If starting with raw potatoes, try to cut pieces uniformly to ensure even cooking. When I make hash while camping and cooking on a grill, I tend to cut the potatoes into slices rather than cubes for easy flipping and removal from the grill.
There are lots of other wonderful potato dishes in the gluten-free blogosphere:
- Ali’s (The Whole Life Nutrition Kitchen) Halibut and Potato Chowder
- Alisa’s (Go Dairy Free and Alisa Cooks) Easy Cajun Potato Skillet
- Alta’s (Tasty Eats At Home) Gluten-Free, Vegan Scalloped Potatoes
- Bernice’s (Wheatless & Meatless) Mushroom Potato Pie
- Diane’s (The W.H.O.L.E. Gang) Potatoes Au Gratin
- Ellen’s (Gluten Free Diva) Gluten-Free, Dairy-Free Roasted Potatoes with Smoky Aioli (I even made and reviewed Ellen’s recipe in my adoption post of Ellen for Sea’s Adopt a Gluten-Free Blogger event; check that out here.
- Kim’s (Cook IT Allergy Free) Easy Gluten-Free Dairy-Free Fingerling Surprise (that surprise is an ingredient that many absolutely love!)

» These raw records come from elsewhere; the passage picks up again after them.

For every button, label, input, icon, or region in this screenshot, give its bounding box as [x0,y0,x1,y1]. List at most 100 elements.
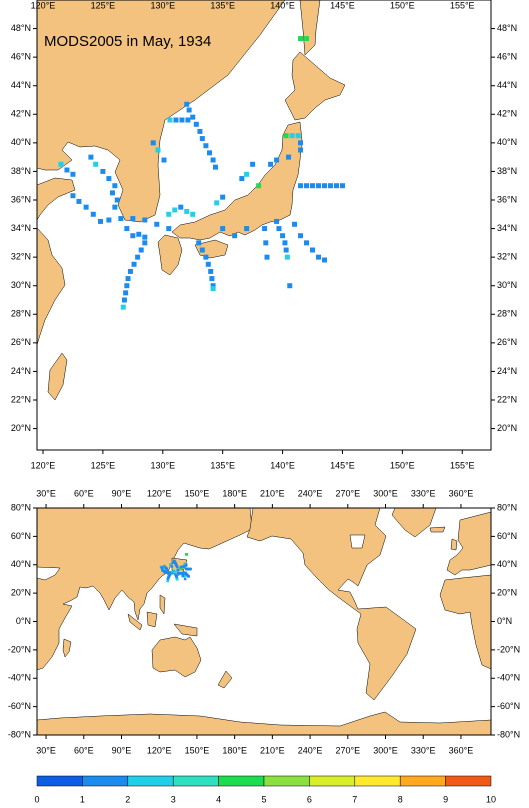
observation [106,176,112,182]
colorbar-segment [82,775,129,787]
y-tick-label: -60°N [8,701,31,711]
x-tick-label: 120°E [31,0,56,10]
observation [70,171,76,177]
observation [168,571,172,574]
bottom-observations [159,553,192,583]
observation [196,240,202,246]
observation [185,553,189,556]
x-tick-label: 150°E [390,460,415,470]
colorbar-label: 10 [486,794,496,804]
x-tick-label: 270°E [335,745,360,755]
x-tick-label: 125°E [91,0,116,10]
observation [93,161,99,167]
x-tick-label: 60°E [74,745,94,755]
y-tick-label: 0°N [16,616,31,626]
observation [203,143,209,149]
y-tick-label: 44°N [497,80,517,90]
observation [173,570,177,574]
y-tick-label: 28°N [11,309,31,319]
x-tick-label: 120°E [147,488,172,498]
x-tick-label: 150°E [185,488,210,498]
observation [327,183,333,189]
x-tick-label: 30°E [36,488,56,498]
observation [181,572,184,575]
colorbar-label: 8 [398,794,403,804]
y-tick-label: 42°N [497,109,517,119]
observation [167,117,173,123]
y-tick-label: 0°N [497,616,512,626]
y-tick-label: 46°N [11,52,31,62]
y-tick-label: 44°N [11,80,31,90]
observation [64,167,70,173]
colorbar-label: 7 [352,794,357,804]
y-tick-label: -60°N [497,701,520,711]
observation [210,157,216,163]
x-tick-label: 130°E [150,0,175,10]
observation [106,217,112,223]
y-tick-label: 80°N [11,502,31,512]
x-tick-label: 360°E [449,488,474,498]
observation [203,254,209,260]
observation [125,276,131,282]
observation [124,283,130,289]
observation [339,183,345,189]
colorbar-segment [36,775,83,787]
observation [135,254,141,260]
y-tick-label: 32°N [497,252,517,262]
observation [232,233,238,239]
observation [199,136,205,142]
observation [316,183,322,189]
x-tick-label: 140°E [270,0,295,10]
observation [189,567,192,571]
x-tick-label: 210°E [260,488,285,498]
x-tick-label: 180°E [222,488,247,498]
y-tick-label: 48°N [497,23,517,33]
x-tick-label: 130°E [150,460,175,470]
y-tick-label: -80°N [8,729,31,739]
y-tick-label: -20°N [497,644,520,654]
y-tick-label: 38°N [11,166,31,176]
y-tick-label: -40°N [497,673,520,683]
x-tick-label: 90°E [112,745,132,755]
observation [166,211,172,217]
observation [292,221,298,227]
colorbar-segment [445,775,492,787]
y-tick-label: 20°N [497,423,517,433]
observation [180,567,184,571]
top-observations [58,36,345,310]
x-tick-label: 135°E [210,460,235,470]
observation [179,565,183,569]
observation [193,121,199,127]
observation [183,574,187,578]
y-tick-label: 28°N [497,309,517,319]
observation [181,574,184,578]
observation [310,183,316,189]
observation [100,168,106,174]
y-tick-label: 60°N [11,531,31,541]
observation [244,226,250,232]
observation [178,204,184,210]
observation [150,140,156,146]
observation [208,268,214,274]
y-tick-label: -80°N [497,729,520,739]
axes: 120°E 120°E 125°E 125°E 130°E 130°E 135°E 135°E… [8,0,520,755]
colorbar-label: 3 [171,794,176,804]
y-tick-label: 34°N [497,223,517,233]
y-tick-label: 38°N [497,166,517,176]
y-tick-label: 48°N [11,23,31,33]
x-tick-label: 140°E [270,460,295,470]
observation [210,286,216,292]
observation [298,36,304,42]
observation [190,211,196,217]
observation [187,575,191,578]
observation [154,221,160,227]
x-tick-label: 60°E [74,488,94,498]
y-tick-label: 40°N [11,137,31,147]
colorbar-segment [172,775,219,787]
x-tick-label: 210°E [260,745,285,755]
observation [190,114,196,120]
observation [172,207,178,213]
observation [210,283,216,289]
observation [199,247,205,253]
observation [112,183,118,189]
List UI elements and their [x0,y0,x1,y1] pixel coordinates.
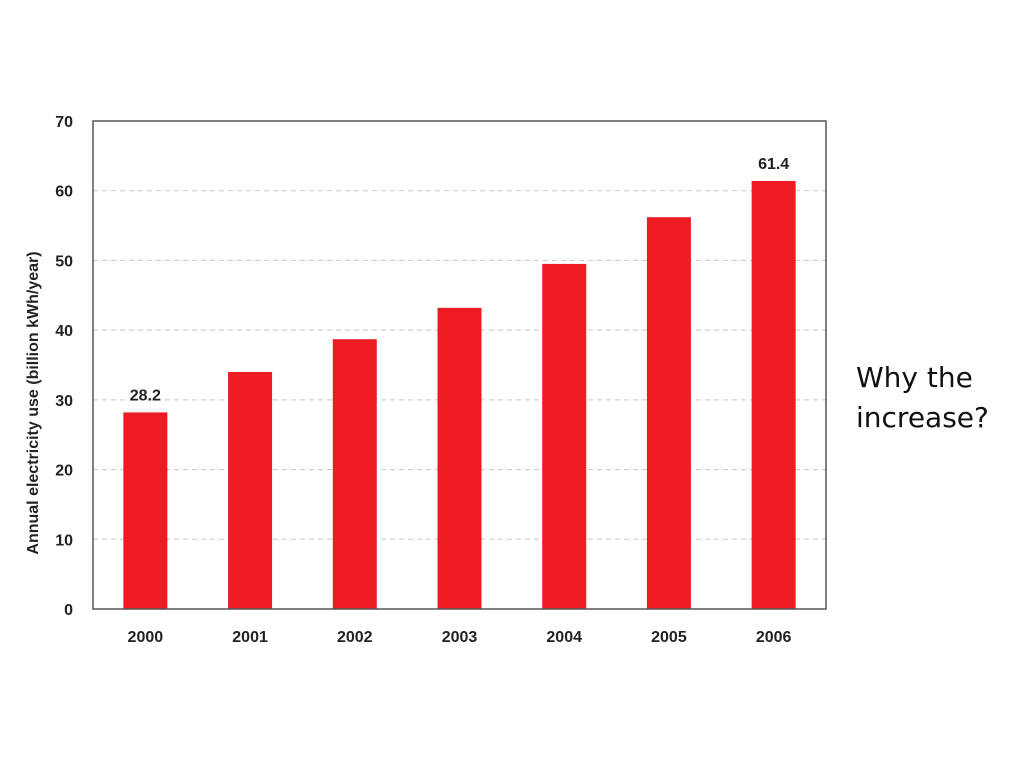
bar-2001 [228,371,273,609]
bar-2005 [646,217,691,609]
bar-series [123,180,796,609]
x-tick-label: 2000 [128,629,164,646]
x-tick-label: 2001 [232,629,268,646]
x-axis-ticks: 2000 2001 2002 2003 2004 2005 2006 [128,629,792,646]
side-note-line-2: increase? [856,401,989,434]
x-tick-label: 2004 [546,629,582,646]
y-tick-label: 40 [55,323,73,340]
y-tick-label: 0 [64,602,73,619]
x-tick-label: 2006 [756,629,792,646]
y-axis-title: Annual electricity use (billion kWh/year… [25,251,42,554]
data-label-2000: 28.2 [130,387,161,404]
bar-2000 [123,412,168,609]
bar-2002 [332,339,377,609]
x-tick-label: 2002 [337,629,373,646]
y-tick-label: 20 [55,463,73,480]
plot-frame [92,120,827,610]
y-tick-label: 50 [55,253,73,270]
bar-2003 [437,307,482,609]
x-tick-label: 2005 [651,629,687,646]
bar-2004 [542,263,587,609]
side-note: Why the increase? [856,358,1016,438]
y-tick-label: 30 [55,393,73,410]
x-tick-label: 2003 [442,629,478,646]
y-axis-ticks: 0 10 20 30 40 50 60 70 [55,114,73,619]
y-tick-label: 60 [55,184,73,201]
side-note-line-1: Why the [856,361,973,394]
y-tick-label: 10 [55,532,73,549]
data-label-2006: 61.4 [758,156,789,173]
bar-2006 [751,180,796,609]
y-tick-label: 70 [55,114,73,131]
data-labels: 28.2 61.4 [130,156,790,404]
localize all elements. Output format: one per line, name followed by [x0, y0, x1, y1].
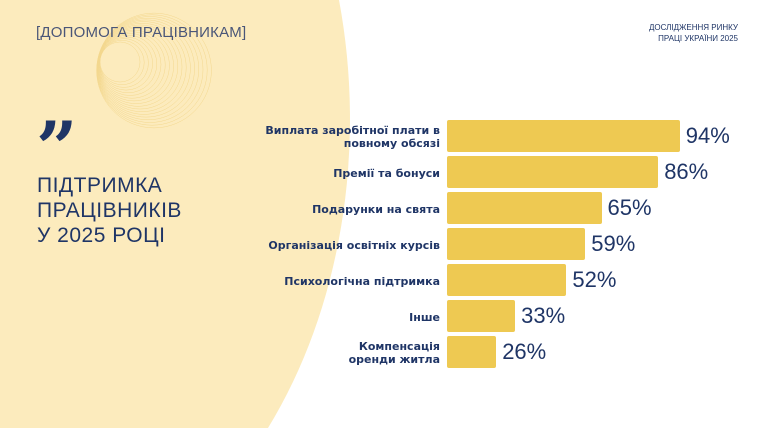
category-label-line: повному обсязі — [343, 137, 440, 150]
data-label: 52% — [572, 267, 617, 292]
data-label: 94% — [685, 123, 730, 148]
headline-line: ПРАЦІВНИКІВ — [37, 199, 182, 222]
bar — [447, 120, 680, 152]
background-circle — [0, 0, 350, 428]
bar — [447, 156, 659, 188]
decorative-ring — [96, 12, 212, 129]
headline-line: ПІДТРИМКА — [37, 174, 163, 197]
bar — [447, 192, 602, 224]
headline: ПІДТРИМКА ПРАЦІВНИКІВ У 2025 РОЦІ — [37, 173, 182, 248]
category-label-line: Премії та бонуси — [333, 166, 440, 180]
category-label: Премії та бонуси — [333, 167, 440, 180]
data-label: 26% — [502, 339, 547, 364]
category-label-line: Компенсація — [358, 340, 440, 353]
data-label: 59% — [591, 231, 636, 256]
data-label: 65% — [607, 195, 652, 220]
category-label: Виплата заробітної плати в повному обсязі — [265, 124, 440, 150]
section-label: [ДОПОМОГА ПРАЦІВНИКАМ] — [36, 24, 247, 41]
category-label-line: Інше — [409, 310, 440, 324]
category-label: Психологічна підтримка — [284, 275, 440, 288]
quote-icon: ” — [36, 105, 78, 190]
category-label-line: Подарунки на свята — [312, 202, 440, 216]
report-title-line: ДОСЛІДЖЕННЯ РИНКУ — [648, 23, 738, 32]
category-label-line: Організація освітніх курсів — [268, 238, 440, 252]
bar — [447, 300, 516, 332]
background-decoration — [0, 0, 350, 428]
data-label: 33% — [521, 303, 566, 328]
bar — [447, 228, 586, 260]
report-title-line: ПРАЦІ УКРАЇНИ 2025 — [658, 34, 738, 43]
category-label-line: Психологічна підтримка — [284, 274, 440, 288]
category-label: Організація освітніх курсів — [268, 239, 440, 252]
category-label: Інше — [409, 311, 440, 324]
bar-chart: Виплата заробітної плати в повному обсязі… — [0, 0, 730, 368]
data-label: 86% — [664, 159, 709, 184]
bar — [447, 336, 497, 368]
bar — [447, 264, 567, 296]
category-label-line: оренди житла — [348, 353, 440, 366]
report-title: ДОСЛІДЖЕННЯ РИНКУ ПРАЦІ УКРАЇНИ 2025 — [649, 22, 738, 44]
category-label-line: Виплата заробітної плати в — [265, 124, 440, 137]
category-label: Компенсація оренди житла — [349, 340, 440, 366]
line-art-decoration — [96, 12, 212, 129]
category-label: Подарунки на свята — [312, 203, 440, 216]
headline-line: У 2025 РОЦІ — [37, 224, 166, 247]
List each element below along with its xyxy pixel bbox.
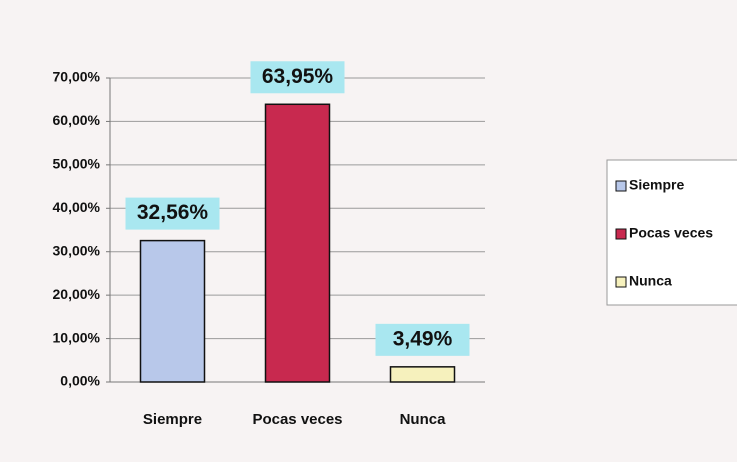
y-tick-label: 0,00% [60, 373, 100, 389]
data-label-box [125, 197, 220, 230]
data-label-box [375, 323, 470, 356]
x-tick-label: Siempre [143, 411, 202, 428]
y-tick-label: 30,00% [53, 242, 101, 258]
legend-label: Pocas veces [629, 225, 713, 241]
x-tick-label: Nunca [400, 411, 447, 428]
legend-box [606, 159, 737, 306]
legend-label: Siempre [629, 177, 684, 193]
legend-swatch [615, 276, 627, 288]
y-tick-label: 50,00% [53, 156, 101, 172]
data-label: 3,49% [393, 327, 453, 350]
y-tick-label: 60,00% [53, 112, 101, 128]
bar [139, 239, 206, 383]
x-tick-label: Pocas veces [252, 411, 342, 428]
legend-swatch [615, 180, 627, 192]
bar [264, 103, 331, 383]
data-label: 63,95% [262, 65, 334, 88]
y-tick-label: 10,00% [53, 329, 101, 345]
y-tick-label: 20,00% [53, 286, 101, 302]
legend-label: Nunca [629, 273, 672, 289]
legend-swatch [615, 228, 627, 240]
data-label: 32,56% [137, 201, 209, 224]
y-tick-label: 40,00% [53, 199, 101, 215]
bar [389, 366, 456, 383]
y-tick-label: 70,00% [53, 69, 101, 85]
data-label-box [250, 61, 345, 94]
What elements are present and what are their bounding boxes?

- Wendy’s (Celiacs in the House) Twice Baked Potatoes with Spinach, Bacon, and Onions
Finally, maybe you still have your heart set on potato chips? No worries. Make your own healthy ones using Karina’s (Gluten-Free Goddess) recipe here. I’ve made potato chips using Karina’s recipe and they’re fantastic!
This post was originally shared as a guest post in a series on frugal gluten-free living over at my friend Hallie’s blog, Daily Bites. Potatoes can be basis of some of the most frugal dishes, as well as some of the most delicious ones. Most of us equate potatoes with comfort food for sure. Of course, as “real food,” naturally gluten-free food, potatoes fit my gfe approach, too. In this post, I share some of my favorite potato recipes as well as some favorites from other blogger friends.